La radiazione di s. è emessa dagli elettrosincrotroni (e dagli anelli di accumulazione per elettroni) di alta energia (a causa dell’alto valore della massa del protone questo fenomeno è trascurabile nei protosincrotroni e nei s. per ioni, anche nei più potenti) sotto forma di fotoni che coprono uno spettro che va dalle onde radio ai raggi X duri. La prima utilizzazione della radiazione di s. si ebbe nel 1963 a opera di R. Madden e K. Codling in studi spettroscopici sui gas nobili presso l’elettrosincrotrone da 180 MeV del National bureau of standards di Washington.
Dall’uso ‘parassitico’ di elettrosincrotroni e anelli di accumulazione costruiti per lo studio delle particelle elementari si è passati, negli anni 1980, allo sviluppo di anelli di accumulazione per elettroni dedicati alla luce di s., dotati di dispositivi che permettono di variare le caratteristiche del fascio fotonico emesso.

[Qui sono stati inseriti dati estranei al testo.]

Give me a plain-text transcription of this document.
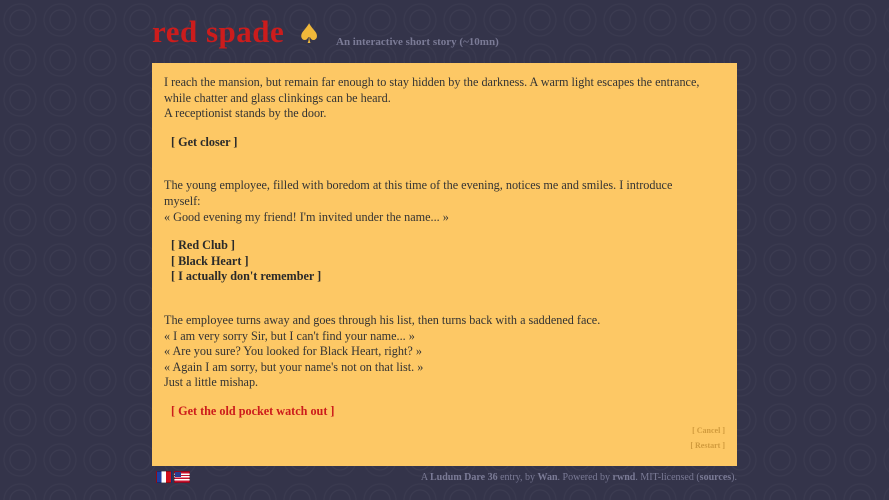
red spade ♠ An interactive short story (~10mn)

I reach the mansion, but remain far enough to stay hidden by the darkness. A warm light escapes the entrance,
while chatter and glass clinkings can be heard.
A receptionist stands by the door.

[ Get closer ]

The young employee, filled with boredom at this time of the evening, notices me and smiles. I introduce
myself:
« Good evening my friend! I'm invited under the name... »

[ Red Club ]
[ Black Heart ]
[ I actually don't remember ]

The employee turns away and goes through his list, then turns back with a saddened face.
« I am very sorry Sir, but I can't find your name... »
« Are you sure? You looked for Black Heart, right? »
« Again I am sorry, but your name's not on that list. »
Just a little mishap.

[ Get the old pocket watch out ]
[ Cancel ]
[ Restart ]
A Ludum Dare 36 entry, by Wan. Powered by rwnd. MIT-licensed (sources).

In particolare, mediante opportune strutture magnetiche periodiche inserite nelle sezioni diritte delle macchine, è possibile spostare la distribuzione spettrale della radiazione di s. a frequenze più alte (con magneti wiggler) o concentrare l’emissione in un intervallo spettrale stretto (con magneti ondulatori). La richiesta principale nell’uso della luce di s. è quella di massimizzare la potenza radiante che incide sul campione da studiare entro una larghezza di banda spettrale che è tipicamente Δλ/λ∿10–3; i monocromatori usati sono di vario tipo: nella regione dell’ultravioletto estremo si utilizzano monocromatori a reticolo, in quella dei raggi X molli monocromatori a cristallo. L’impatto della luce di s. sulla ricerca nei campi della fisica, chimica, biologia e sulla scienza dei materiali è considerevole: l’interazione di questa radiazione con la materia presenta infatti aspetti molteplici legati alla grande varietà di sistemi che si possono studiare a causa dell’ampio intervallo spettrale coperto dalla sorgente. Tra le numerose, varie applicazioni si possono in particolare ricordare la spettroscopia (atomica, molecolare, di luminescenza ecc.), la fisica dei solidi e delle superfici, la diagnostica per immagini.